Metabolic pathways can be difficult to attack with drugs. But because PHGDH is one of the first enzymes on the pathway, it could provide a viable target – and one that others in the Cantley Lab had already set their sights on.
“Potentially we could treat this with an inhibitor that targets the pathway,” DeNicola said. “This would be a big boost for non-small cell lung cancer, which typically has a poor prognosis. Patients tend to be resistant to traditional chemotherapy and radiation treatments, and so far nothing has really shown much promise.”
Their findings may also be applicable to other cancers where Nrf2 is overexpressed, such as pancreatic cancer, another disease that is currently very difficult to treat.
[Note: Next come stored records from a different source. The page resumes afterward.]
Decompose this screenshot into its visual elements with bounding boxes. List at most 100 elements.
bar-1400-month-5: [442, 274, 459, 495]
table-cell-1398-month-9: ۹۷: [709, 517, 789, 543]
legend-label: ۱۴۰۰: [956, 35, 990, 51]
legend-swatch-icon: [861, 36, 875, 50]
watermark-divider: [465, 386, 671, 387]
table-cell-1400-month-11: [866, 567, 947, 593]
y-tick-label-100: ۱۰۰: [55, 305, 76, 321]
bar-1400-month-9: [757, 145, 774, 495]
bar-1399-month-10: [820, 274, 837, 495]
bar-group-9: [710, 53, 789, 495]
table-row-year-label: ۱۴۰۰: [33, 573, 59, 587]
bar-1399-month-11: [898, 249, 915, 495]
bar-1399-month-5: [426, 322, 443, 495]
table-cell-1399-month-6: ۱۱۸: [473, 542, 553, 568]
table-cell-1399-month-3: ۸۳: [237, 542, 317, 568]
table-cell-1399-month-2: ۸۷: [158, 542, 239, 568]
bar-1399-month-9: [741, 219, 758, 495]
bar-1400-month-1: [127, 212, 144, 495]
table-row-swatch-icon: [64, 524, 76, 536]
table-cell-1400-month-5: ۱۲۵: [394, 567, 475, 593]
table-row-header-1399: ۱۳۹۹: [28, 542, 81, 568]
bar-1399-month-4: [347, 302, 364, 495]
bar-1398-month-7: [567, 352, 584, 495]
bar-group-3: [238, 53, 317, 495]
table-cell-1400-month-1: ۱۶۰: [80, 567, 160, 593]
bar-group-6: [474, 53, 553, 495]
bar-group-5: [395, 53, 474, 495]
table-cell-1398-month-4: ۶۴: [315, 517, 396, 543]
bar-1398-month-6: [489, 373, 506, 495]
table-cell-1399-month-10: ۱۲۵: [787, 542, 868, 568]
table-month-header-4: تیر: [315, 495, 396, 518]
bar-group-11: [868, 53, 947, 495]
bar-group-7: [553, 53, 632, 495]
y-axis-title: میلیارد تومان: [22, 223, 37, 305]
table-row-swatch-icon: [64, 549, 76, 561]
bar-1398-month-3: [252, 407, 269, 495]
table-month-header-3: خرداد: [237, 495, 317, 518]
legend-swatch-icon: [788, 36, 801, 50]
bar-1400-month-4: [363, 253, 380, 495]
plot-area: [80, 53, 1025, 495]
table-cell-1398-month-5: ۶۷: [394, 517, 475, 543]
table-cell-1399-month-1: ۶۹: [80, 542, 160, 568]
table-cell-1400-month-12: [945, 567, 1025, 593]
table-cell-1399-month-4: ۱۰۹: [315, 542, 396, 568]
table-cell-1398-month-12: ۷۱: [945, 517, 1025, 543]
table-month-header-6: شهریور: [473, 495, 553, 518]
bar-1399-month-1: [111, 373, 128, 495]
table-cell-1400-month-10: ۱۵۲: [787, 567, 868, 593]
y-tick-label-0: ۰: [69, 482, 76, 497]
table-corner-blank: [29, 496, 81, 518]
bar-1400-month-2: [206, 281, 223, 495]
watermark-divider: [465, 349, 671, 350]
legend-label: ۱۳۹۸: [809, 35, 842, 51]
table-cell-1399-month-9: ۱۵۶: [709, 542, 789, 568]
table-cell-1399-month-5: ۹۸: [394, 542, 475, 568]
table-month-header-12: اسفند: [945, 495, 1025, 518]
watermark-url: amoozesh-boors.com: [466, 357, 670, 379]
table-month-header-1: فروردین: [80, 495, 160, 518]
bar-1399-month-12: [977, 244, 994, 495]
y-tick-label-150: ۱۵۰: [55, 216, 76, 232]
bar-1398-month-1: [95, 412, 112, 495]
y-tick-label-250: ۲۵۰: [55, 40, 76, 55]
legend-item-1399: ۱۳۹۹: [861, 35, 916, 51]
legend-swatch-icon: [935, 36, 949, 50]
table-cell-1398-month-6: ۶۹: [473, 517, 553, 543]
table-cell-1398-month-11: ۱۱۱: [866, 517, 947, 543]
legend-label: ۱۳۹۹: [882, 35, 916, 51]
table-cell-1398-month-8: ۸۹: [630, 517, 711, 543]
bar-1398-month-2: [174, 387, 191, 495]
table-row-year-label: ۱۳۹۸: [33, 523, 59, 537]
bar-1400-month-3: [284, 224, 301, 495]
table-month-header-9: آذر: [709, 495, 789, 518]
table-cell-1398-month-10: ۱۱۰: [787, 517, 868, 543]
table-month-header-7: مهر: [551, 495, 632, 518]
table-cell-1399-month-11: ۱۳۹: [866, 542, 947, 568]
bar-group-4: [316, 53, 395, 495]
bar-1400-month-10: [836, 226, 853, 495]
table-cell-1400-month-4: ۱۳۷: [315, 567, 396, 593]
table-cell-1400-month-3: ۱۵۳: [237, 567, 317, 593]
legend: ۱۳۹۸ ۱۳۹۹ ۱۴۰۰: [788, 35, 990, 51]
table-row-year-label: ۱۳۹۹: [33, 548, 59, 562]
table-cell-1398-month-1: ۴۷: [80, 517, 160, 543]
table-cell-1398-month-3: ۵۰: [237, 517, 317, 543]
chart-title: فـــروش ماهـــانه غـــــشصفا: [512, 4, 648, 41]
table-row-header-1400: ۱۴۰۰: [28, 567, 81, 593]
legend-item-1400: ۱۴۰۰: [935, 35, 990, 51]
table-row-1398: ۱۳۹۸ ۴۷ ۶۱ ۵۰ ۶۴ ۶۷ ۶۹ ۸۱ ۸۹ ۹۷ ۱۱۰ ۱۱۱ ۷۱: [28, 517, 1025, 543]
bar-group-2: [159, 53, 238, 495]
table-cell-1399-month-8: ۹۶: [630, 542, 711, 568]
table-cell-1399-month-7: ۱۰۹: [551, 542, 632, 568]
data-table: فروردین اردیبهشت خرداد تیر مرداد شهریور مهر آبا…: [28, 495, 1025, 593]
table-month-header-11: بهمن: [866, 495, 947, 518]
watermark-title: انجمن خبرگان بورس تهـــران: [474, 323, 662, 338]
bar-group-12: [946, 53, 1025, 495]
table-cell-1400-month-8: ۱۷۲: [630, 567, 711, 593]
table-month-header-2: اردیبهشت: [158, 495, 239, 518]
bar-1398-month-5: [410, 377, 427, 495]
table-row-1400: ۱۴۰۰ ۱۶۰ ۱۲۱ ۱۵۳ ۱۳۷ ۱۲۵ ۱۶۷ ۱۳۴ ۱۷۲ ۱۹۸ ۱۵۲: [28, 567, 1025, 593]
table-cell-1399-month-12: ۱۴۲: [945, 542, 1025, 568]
The team’s method for discovering the connection – by starting with a phenotype and tracing it back to the genome level by integrating metabolic tracing and transcriptional profiling – could also be more broadly applied to identify additional links between the activity of metabolic pathways and genetic alterations in cancers.
“It is a powerful tool for determining the mechanisms responsible for the differential regulation of metabolic pathways,” the authors wrote.
The work was funded in part by grants from the US. National Institutes of Health, the Welch Foundation, the Malcolm A.S. Moore Hope Funds for Cancer Research, and the PanCAN/AACR Pathway to Leadership.
“By disrupting this newly discovered cancer feeding mode, the work of Dr. DeNicola and her colleagues sets the stage for potential therapeutics to treat this deadly disease,” stated Frank Slack, Ph.D., Hope Funds Trustee and Scientific Advisor.
Co-authors include: Edouard Mullarkey and David Wu of Weill Cornell Medicine; Pei-Hsuan Chen, Jessica Sudderth, Zeping Hu, Hao Tang, Yang Xie, Kenneth Huffman, John D. Minna and Ralph J DeBerardinas of the University of Texas-Southwestern Medical Center; Ignacio Wistuba of MD Anderson Cancer Center; and John Asara of Harvard Medical School.